Biotin was originally discovered as part of the complex called bios, which promoted the growth of yeast, and separately, as vitamin H, the protective or curative factor in egg white injury – the disease caused by diets containing large amounts of uncooked egg white. The glycoprotein avidin in egg white binds biotin with high affinity. This has been exploited to provide a variety of extremely sensitive assay systems.
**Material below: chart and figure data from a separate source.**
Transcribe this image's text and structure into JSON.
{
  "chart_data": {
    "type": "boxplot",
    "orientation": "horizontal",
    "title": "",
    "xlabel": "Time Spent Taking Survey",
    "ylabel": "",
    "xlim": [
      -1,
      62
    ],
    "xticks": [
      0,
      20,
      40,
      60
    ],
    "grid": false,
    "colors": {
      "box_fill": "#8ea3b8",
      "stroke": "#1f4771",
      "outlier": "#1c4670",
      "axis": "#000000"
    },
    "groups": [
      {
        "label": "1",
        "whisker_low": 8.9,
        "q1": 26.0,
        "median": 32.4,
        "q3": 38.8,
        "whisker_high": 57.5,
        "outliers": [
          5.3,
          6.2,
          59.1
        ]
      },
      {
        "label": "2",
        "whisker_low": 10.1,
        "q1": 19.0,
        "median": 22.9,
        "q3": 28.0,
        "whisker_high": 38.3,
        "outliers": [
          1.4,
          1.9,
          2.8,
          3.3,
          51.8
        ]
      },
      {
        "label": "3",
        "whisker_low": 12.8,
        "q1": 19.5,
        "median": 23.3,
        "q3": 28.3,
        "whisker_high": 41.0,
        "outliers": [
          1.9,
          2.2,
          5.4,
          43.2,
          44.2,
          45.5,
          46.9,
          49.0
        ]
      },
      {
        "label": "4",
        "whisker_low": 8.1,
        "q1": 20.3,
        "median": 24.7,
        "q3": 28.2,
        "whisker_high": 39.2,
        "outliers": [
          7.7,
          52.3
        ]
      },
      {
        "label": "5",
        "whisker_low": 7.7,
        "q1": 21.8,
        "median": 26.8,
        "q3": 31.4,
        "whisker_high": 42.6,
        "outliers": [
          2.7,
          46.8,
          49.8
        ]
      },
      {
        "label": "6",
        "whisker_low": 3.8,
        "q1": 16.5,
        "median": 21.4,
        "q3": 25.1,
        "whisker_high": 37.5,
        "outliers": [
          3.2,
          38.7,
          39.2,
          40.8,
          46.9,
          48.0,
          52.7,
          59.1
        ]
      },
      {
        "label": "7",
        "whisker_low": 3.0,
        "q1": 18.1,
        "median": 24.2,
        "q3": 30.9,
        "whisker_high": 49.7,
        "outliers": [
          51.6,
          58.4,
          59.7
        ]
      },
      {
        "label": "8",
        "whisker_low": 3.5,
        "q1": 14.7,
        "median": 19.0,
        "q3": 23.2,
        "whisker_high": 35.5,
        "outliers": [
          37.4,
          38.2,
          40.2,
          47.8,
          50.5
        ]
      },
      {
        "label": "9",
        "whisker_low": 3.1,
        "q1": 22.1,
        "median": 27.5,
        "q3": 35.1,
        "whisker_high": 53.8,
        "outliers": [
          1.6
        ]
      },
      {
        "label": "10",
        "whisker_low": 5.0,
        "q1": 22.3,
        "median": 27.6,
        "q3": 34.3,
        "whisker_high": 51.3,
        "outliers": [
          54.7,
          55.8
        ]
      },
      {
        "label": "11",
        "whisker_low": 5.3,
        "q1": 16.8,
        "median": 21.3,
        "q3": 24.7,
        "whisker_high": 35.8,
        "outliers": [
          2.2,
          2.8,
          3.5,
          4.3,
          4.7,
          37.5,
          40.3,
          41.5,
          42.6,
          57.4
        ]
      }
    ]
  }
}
Dietary deficiency of biotin sufficient to cause clinical signs is extremely rare in human beings, although it may be a problem in intensively reared poultry. However, there is increasing evidence that suboptimal biotin status may be relatively common, despite the fact that the vitamin is widely distributed in many foods, is synthesized by intestinal flora, and there is an efficient mechanism for conserving biotin after the catabolism of biotin-containing enzymes.
Metabolically, biotin is of central importance in lipogenesis, gluconeogenesis, and the catabolism of branched-chain (and other) amino acids. There are two well-characterized biotin-responsive inborn errors of metabolism, which are fatal if untreated: holocarboxylase synthetase deficiency and biotinidase deficiency. In addition, biotin induces a number of enzymes, including glucokinase and other key enzymes of glycolysis. Biotinylation of histones may be important in regulation of the cell cycle.
METABOLISM OF BIOTIN
As shown in Figure 11.1, biotin is a bicyclic compound with fused ureido (imidazolidone) and thiophene rings, and an aliphatic carboxylate side chain. It is bound covalently to enzymes by the formation of a peptide bond between the carboxyl groupof the side chain and the ε-amino groupof a lysine residue forming biocytin (biotinyl-lysine).